These are the worst humans ever to have lived – and they do all this just to pretend they can evade the embarrassment of being wrong! They’ll literally destroy the nation and burn the world before admitting to themselves that they are.

*Meaning “envy”

Mrs. Obed Marsh
Mrs. Obed Marsh
2 years ago

Who celebrates Columbus Day, anyway? It’s always been a day off for me.

GSS ex-noob
GSS ex-noob
2 years ago

The natives didn’t invent the sauce, but they did invent la salsa. Or whatever they called it in their languages. Probably “mmm, slurp, ahhh”.

I had some local, mostly-foraged Native cuisine (not a tomato-eating people) late in the Before Times and MAN was it delicious. Came with short free history and language lesson from the Native guys who’d gathered and prepared it. Also ate in a Native restaurant in Vancouver once, that was delicious too.

Of course, tomatoes aren’t indigenous to what’s today the US, and White Patriots didn’t consider the Italians to be white for ages. Just look at the KKK.

As a child of part-Norwegian ancestry, I was always guaranteed to be That Kid who piped up “What about Leif Erickson?” every October.

Columbus Day: Honoring that time an Italian guy working for the Spanish missed an entire double continent, washed up on some islands, and thought he was on an entirely different continent. Then he committed genocidal atrocities that raised eyebrows even at the time.

He was using a foreign power’s money, made promises he couldn’t keep, and was lost and incompetent. Perfect for The Federalist, right? Sounds like Cheeto Benito!

@Alan: You could eat Mexican food made by authentic Mayans and Aztecs, etc. for Dia de la Raza, which would be both ethnically native and full of tomatoes. I mean, tamales alone…!

GSS ex-noob
GSS ex-noob
2 years ago

@Nequam: Tony Bennett and Lady Gaga have a new album out and they’re both Italian! Swingin’ jazz.

As a True American, I’m going to have a cheeseburger tonight. Because we usually have them on Mondays.

Moon Custafer
Moon Custafer
2 years ago

@Nequam, @GSS ex-noob:

Steve Buscemi Day has a nice ring to it.

Kat, ambassador, feminist revolution (in exile)
Kat, ambassador, feminist revolution (in exile)
2 years ago

@Alan Robertshaw

none of his contemporaries believed his loan accuser 

I wonder if this is meant to be a reference to the meeting Columbus had with various other sea captains and potential financiers? It is certainly true that they expressed a degree of scepticism at the project; and they were right to do so.

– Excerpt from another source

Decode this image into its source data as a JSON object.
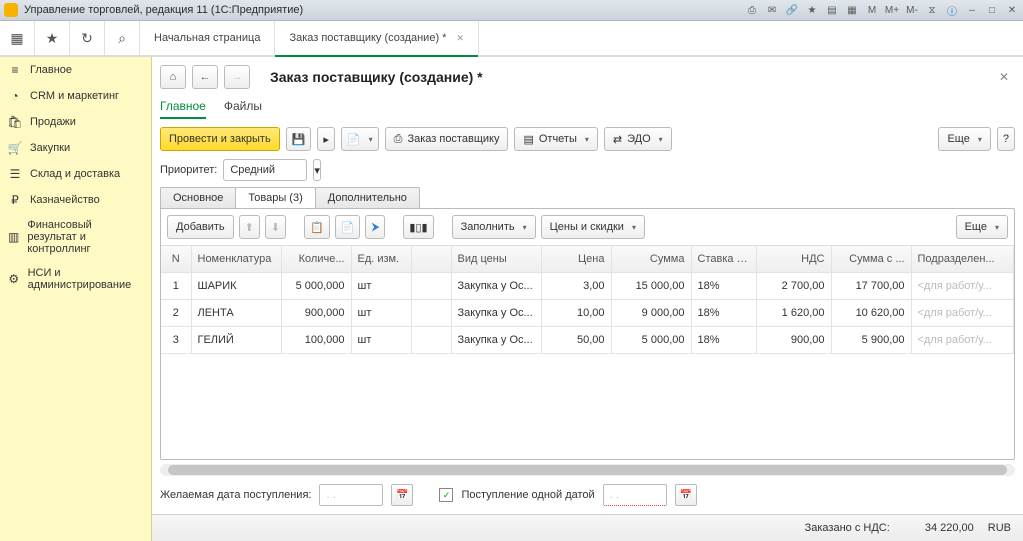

I understand skepticism on the part of Columbus’s potential financiers. But even in that context, I don’t know what a loan accuser is.

weirwoodtreehugger: chief manatee

Well, since Mayonnaise is French… I honestly don’t know where they’d go with that.

Easy. Just change the name to freedomaise.

Jenora Feuer
Jenora Feuer
2 years ago

@Alan:
One argument that I’ve seen in the ‘Columbus knew that his estimate was wrong/ridiculously optimistic but used it to get funding’ is one that I found in Daniel J. Boorstin’s The Discoverers:

Columbus actively lied to his own crew about the distance they’d travelled.

We know he did because his log books included his own calculations of distance, and also included the lower number he had told the crew. (This was before anybody had good enough clocks to calculate longitude directly, of course, so it was mostly dead-reckoning for distance.) He deliberately low-balled his distance estimates with what he told the crew, presumably because he didn’t want to face the mutiny he might have had as they got to the distance he said they would have to travel and still couldn’t see land.

The ‘amusing’ part of it is that, based on the best guesses as to where Columbus actually hit land first (we know the rough area, but that area includes quite a few islands)… the lies that Columbus told his crew were actually more accurate than Columbus’ own estimates.

Boorstin’s book really does Columbus no favours. (And Boorstin was not only a historian, he was actually the Librarian of Congress for a while, and mostly a pretty staunch conservative.) We’re talking ‘threatening to cut off the tongues of anybody who tells his investors that what they discovered was not part of mainland China or that what we now call Cuba was an island’ level of things.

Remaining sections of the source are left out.